An introduction to LLMs

Lecture 23

Dr. Benjamin Soltoff

Cornell University
INFO 5001 - Fall 2024

November 19, 2024

Announcements

Announcements

  • Homework 06
  • Project draft

Language models

Language model

A language model estimates the probability of a token or sequence of tokens occurring within a longer sequence of tokens.

When I hear rain on my roof, I _______ in my kitchen.
Probability Token(s)
9.4% cook soup
5.2% warm up a kettle
3.6% cower
2.5% nap
2.2% relax

Context matters

Context is helpful information before or after the target token.

  • \(n\)-grams
  • Recurrent neural networks (RNNs)
  • Transformer

Large language models (LLMs)

What’s a transformer?

A transformer is a deep learning model that uses attention to weigh the influence of different parts of the input sequence on each other.

  • Encoder
  • Decoder

Self-attention

Self-attention is a mechanism that allows each position in the input sequence to attend to all positions in the input sequence.

How much does each other token of input affect the interpretation of this token?

Self-attention is learned through the training of the encoder and decoder. These models typically contain hundreds of billions or trillions of parameters (weights).

Generating output

LLMs are functionally similar to auto-complete mechanisms.

Given the current token, what is the next most likely token?

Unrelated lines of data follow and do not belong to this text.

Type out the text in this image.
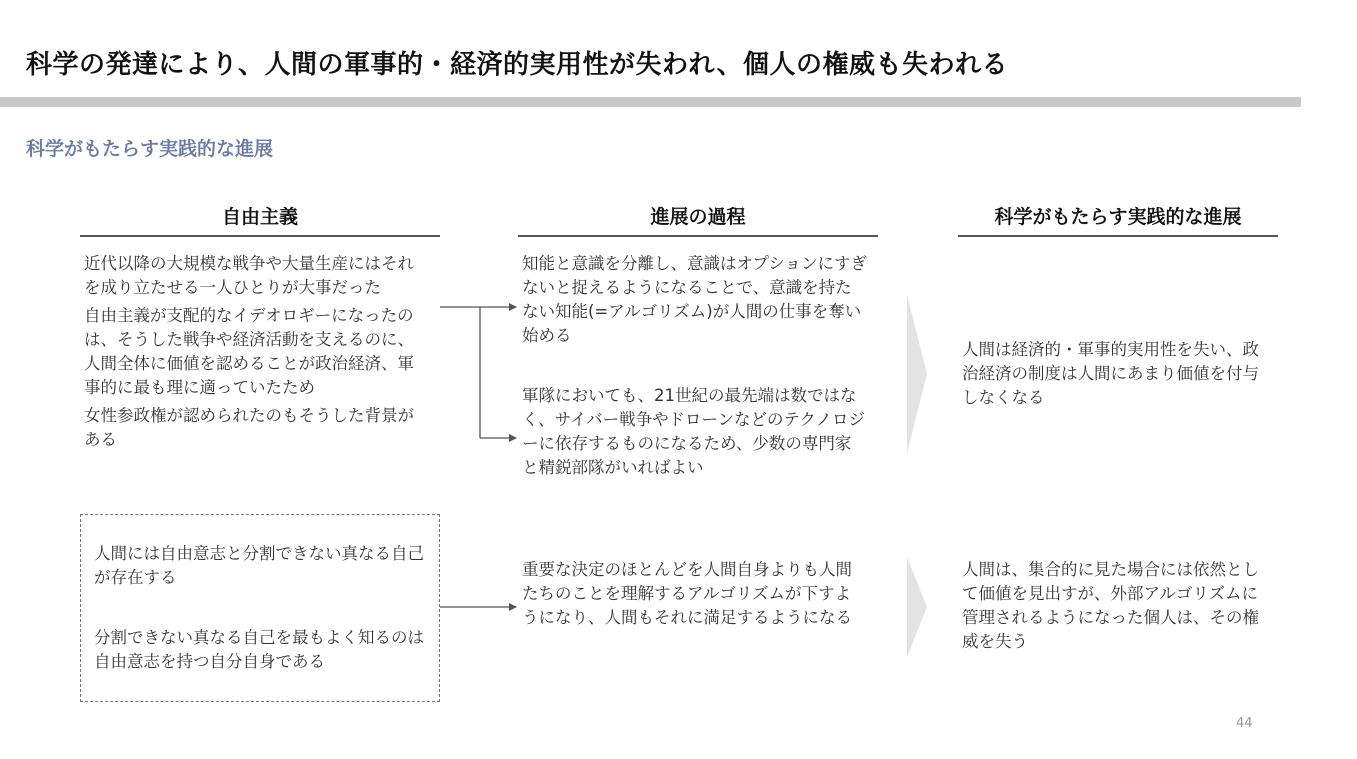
科学の発達により、人間の軍事的・経済的実用性が失われ、個人の権威も失われる
科学がもたらす実践的な進展
自由主義	進展の過程	科学がもたらす実践的な進展

近代以降の大規模な戦争や大量生産にはそれを成り立たせる一人ひとりが大事だった

自由主義が支配的なイデオロギーになったのは、そうした戦争や経済活動を支えるのに、人間全体に価値を認めることが政治経済、軍事的に最も理に適っていたため

女性参政権が認められたのもそうした背景がある

人間には自由意志と分割できない真なる自己が存在する

分割できない真なる自己を最もよく知るのは自由意志を持つ自分自身である

知能と意識を分離し、意識はオプションにすぎないと捉えるようになることで、意識を持たない知能(=アルゴリズム)が人間の仕事を奪い始める

軍隊においても、21世紀の最先端は数ではなく、サイバー戦争やドローンなどのテクノロジーに依存するものになるため、少数の専門家と精鋭部隊がいればよい

重要な決定のほとんどを人間自身よりも人間たちのことを理解するアルゴリズムが下すようになり、人間もそれに満足するようになる

人間は経済的・軍事的実用性を失い、政治経済の制度は人間にあまり価値を付与しなくなる

人間は、集合的に見た場合には依然として価値を見出すが、外部アルゴリズムに管理されるようになった個人は、その権威を失う

44
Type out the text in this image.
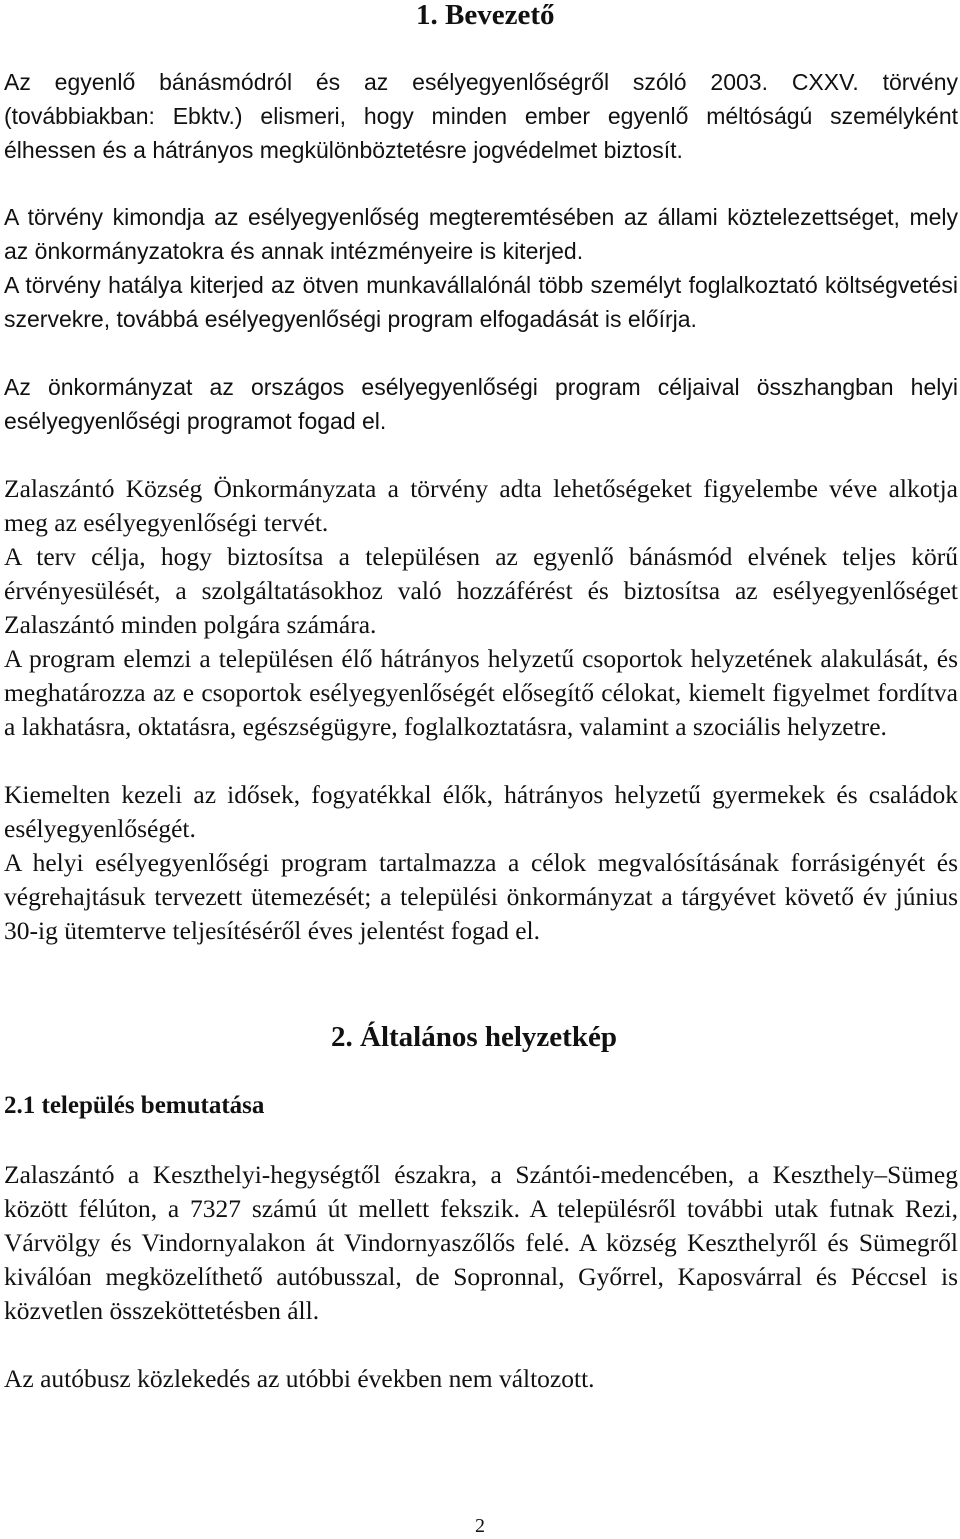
1. Bevezető

Az egyenlő bánásmódról és az esélyegyenlőségről szóló 2003. CXXV. törvény (továbbiakban: Ebktv.) elismeri, hogy minden ember egyenlő méltóságú személyként élhessen és a hátrányos megkülönböztetésre jogvédelmet biztosít.

A törvény kimondja az esélyegyenlőség megteremtésében az állami köztelezettséget, mely az önkormányzatokra és annak intézményeire is kiterjed.

A törvény hatálya kiterjed az ötven munkavállalónál több személyt foglalkoztató költségvetési szervekre, továbbá esélyegyenlőségi program elfogadását is előírja.

Az önkormányzat az országos esélyegyenlőségi program céljaival összhangban helyi esélyegyenlőségi programot fogad el.

Zalaszántó Község Önkormányzata a törvény adta lehetőségeket figyelembe véve alkotja meg az esélyegyenlőségi tervét.

A terv célja, hogy biztosítsa a településen az egyenlő bánásmód elvének teljes körű érvényesülését, a szolgáltatásokhoz való hozzáférést és biztosítsa az esélyegyenlőséget Zalaszántó minden polgára számára.

A program elemzi a településen élő hátrányos helyzetű csoportok helyzetének alakulását, és meghatározza az e csoportok esélyegyenlőségét elősegítő célokat, kiemelt figyelmet fordítva a lakhatásra, oktatásra, egészségügyre, foglalkoztatásra, valamint a szociális helyzetre.

Kiemelten kezeli az idősek, fogyatékkal élők, hátrányos helyzetű gyermekek és családok esélyegyenlőségét.

A helyi esélyegyenlőségi program tartalmazza a célok megvalósításának forrásigényét és végrehajtásuk tervezett ütemezését; a települési önkormányzat a tárgyévet követő év június 30-ig ütemterve teljesítéséről éves jelentést fogad el.

2. Általános helyzetkép
2.1 település bemutatása

Zalaszántó a Keszthelyi-hegységtől északra, a Szántói-medencében, a Keszthely–Sümeg között félúton, a 7327 számú út mellett fekszik. A településről további utak futnak Rezi, Várvölgy és Vindornyalakon át Vindornyaszőlős felé. A község Keszthelyről és Sümegről kiválóan megközelíthető autóbusszal, de Sopronnal, Győrrel, Kaposvárral és Péccsel is közvetlen összeköttetésben áll.

Az autóbusz közlekedés az utóbbi években nem változott.

2
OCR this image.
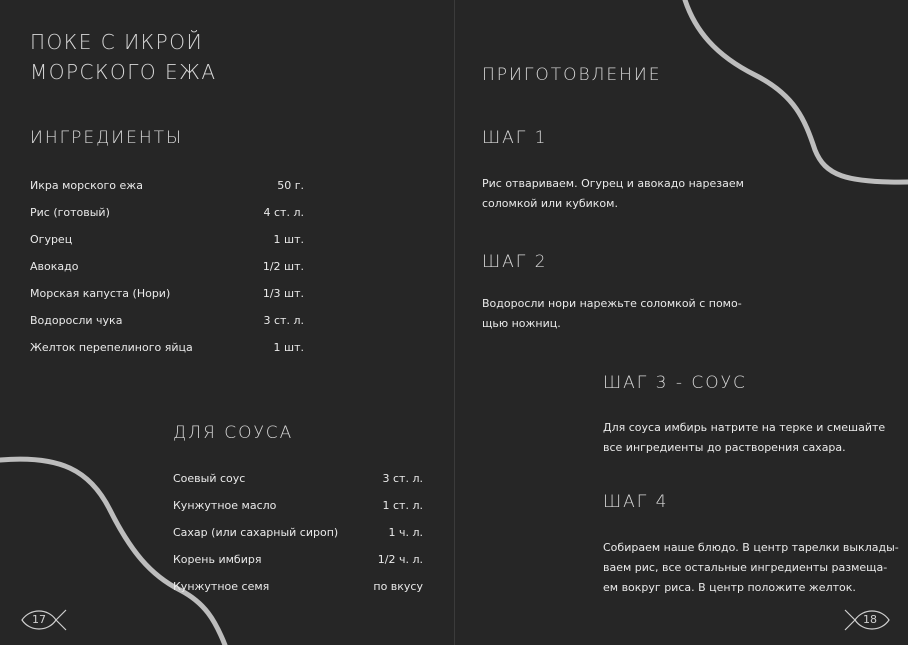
ПОКЕ С ИКРОЙ
МОРСКОГО ЕЖА
ИНГРЕДИЕНТЫ
Икра морского ежа	50 г.
Рис (готовый)	4 ст. л.
Огурец	1 шт.
Авокадо	1/2 шт.
Морская капуста (Нори)	1/3 шт.
Водоросли чука	3 ст. л.
Желток перепелиного яйца	1 шт.
ДЛЯ СОУСА
Соевый соус	3 ст. л.
Кунжутное масло	1 ст. л.
Сахар (или сахарный сироп)	1 ч. л.
Корень имбиря	1/2 ч. л.
Кунжутное семя	по вкусу
17
ПРИГОТОВЛЕНИЕ
ШАГ 1

Рис отвариваем. Огурец и авокадо нарезаем
соломкой или кубиком.

ШАГ 2

Водоросли нори нарежьте соломкой с помо-
щью ножниц.

ШАГ 3 - СОУС

Для соуса имбирь натрите на терке и смешайте
все ингредиенты до растворения сахара.

ШАГ 4

Собираем наше блюдо. В центр тарелки выклады-
ваем рис, все остальные ингредиенты размеща-
ем вокруг риса. В центр положите желток.

18
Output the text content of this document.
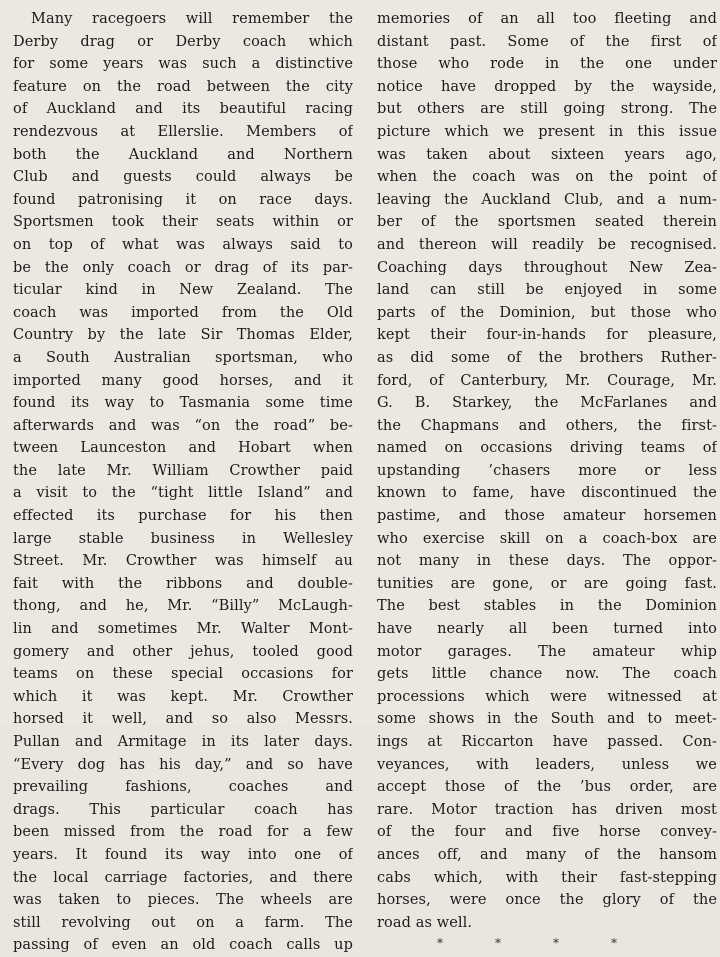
Many racegoers will remember the
Derby drag or Derby coach which
for some years was such a distinctive
feature on the road between the city
of Auckland and its beautiful racing
rendezvous at Ellerslie. Members of
both the Auckland and Northern
Club and guests could always be
found patronising it on race days.
Sportsmen took their seats within or
on top of what was always said to
be the only coach or drag of its par-
ticular kind in New Zealand. The
coach was imported from the Old
Country by the late Sir Thomas Elder,
a South Australian sportsman, who
imported many good horses, and it
found its way to Tasmania some time
afterwards and was “on the road” be-
tween Launceston and Hobart when
the late Mr. William Crowther paid
a visit to the “tight little Island” and
effected its purchase for his then
large stable business in Wellesley
Street. Mr. Crowther was himself au
fait with the ribbons and double-
thong, and he, Mr. “Billy” McLaugh-
lin and sometimes Mr. Walter Mont-
gomery and other jehus, tooled good
teams on these special occasions for
which it was kept. Mr. Crowther
horsed it well, and so also Messrs.
Pullan and Armitage in its later days.
“Every dog has his day,” and so have
prevailing fashions, coaches and
drags. This particular coach has
been missed from the road for a few
years. It found its way into one of
the local carriage factories, and there
was taken to pieces. The wheels are
still revolving out on a farm. The
passing of even an old coach calls up
memories of an all too fleeting and
distant past. Some of the first of
those who rode in the one under
notice have dropped by the wayside,
but others are still going strong. The
picture which we present in this issue
was taken about sixteen years ago,
when the coach was on the point of
leaving the Auckland Club, and a num-
ber of the sportsmen seated therein
and thereon will readily be recognised.
Coaching days throughout New Zea-
land can still be enjoyed in some
parts of the Dominion, but those who
kept their four-in-hands for pleasure,
as did some of the brothers Ruther-
ford, of Canterbury, Mr. Courage, Mr.
G. B. Starkey, the McFarlanes and
the Chapmans and others, the first-
named on occasions driving teams of
upstanding ’chasers more or less
known to fame, have discontinued the
pastime, and those amateur horsemen
who exercise skill on a coach-box are
not many in these days. The oppor-
tunities are gone, or are going fast.
The best stables in the Dominion
have nearly all been turned into
motor garages. The amateur whip
gets little chance now. The coach
processions which were witnessed at
some shows in the South and to meet-
ings at Riccarton have passed. Con-
veyances, with leaders, unless we
accept those of the ’bus order, are
rare. Motor traction has driven most
of the four and five horse convey-
ances off, and many of the hansom
cabs which, with their fast-stepping
horses, were once the glory of the
road as well.
*	*	*	*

My dog, Max, knows how to perform many traditional dog tricks.
___ (masked sentence)
Probability Word(s)
3.1% For example, he can sit, stay, and roll over.
2.9% For example, he knows how to sit, stay, and roll over.

Generating output

  • Sufficiently large LLMs can generate probabilities for paragraphs/essays/code blocks.
  • Responses are probabilistic - the model generates a distribution of possible outputs and probabilistically selects the most likely one.
  • Inherently an element of randomness to this probabilistic draw, hence LLMs do not always generate the same output for the same input.
  • Size of context window matters

Types of inputs/outputs LLMs can accommodate

  • Human language (i.e. text)
  • Code
  • Images
  • Audio
  • Video

Challenges with LLMs

Training

  • Requires an enormous volume of data
  • Extremely time-intensive
  • Consumes enormous computational resources and electricity

Inference/prediction

  • Hallucinations
  • Biases
  • Unethical usage

Foundational LLMs

Foundational LLMs

LLMs trained on enough inputs to generate a wide range of outputs across many domains.

Aka base LLMs or pre-trained LLMs.

Examples of foundational LLMs

LLM Developer Inputs Outputs Access
GPT OpenAI Text, image, data Text Proprietary
DALL·E OpenAI Text Image Proprietary
Gemini Google Text, image, audio, video Text, image Proprietary
Gemma Google Text Text Open
Llama Meta Text Text Open
Claude Anthropic Text, audio, image, data Text, computer control Proprietary
Ministral Mistral Text, image Text Proprietary/open
Phi Microsoft Text Text Open
BERT Google Text Text Open

Accessing foundational LLMs

Use an application programming interface!

Application exercise

ae-20

  • Go to the course GitHub org and find your ae-20 (repo name will be suffixed with your GitHub name).
  • Clone the repo in RStudio, run renv::restore() to install the required packages, open the Quarto document in the repo, and follow along and complete the exercises.
  • Render, commit, and push your edits by the AE deadline – end of the day

Wrap-up

Recap

  • Language models and LLMs are extremely complicated models that can generate text, code, images, audio, and video.
  • Foundational LLMs are pre-trained models that can be used to generate a wide range of outputs.
  • They do not engage in reasoning like humans and are not capable of understanding things the way a human would.
  • Improving LLM performance can be done through prompt engineering.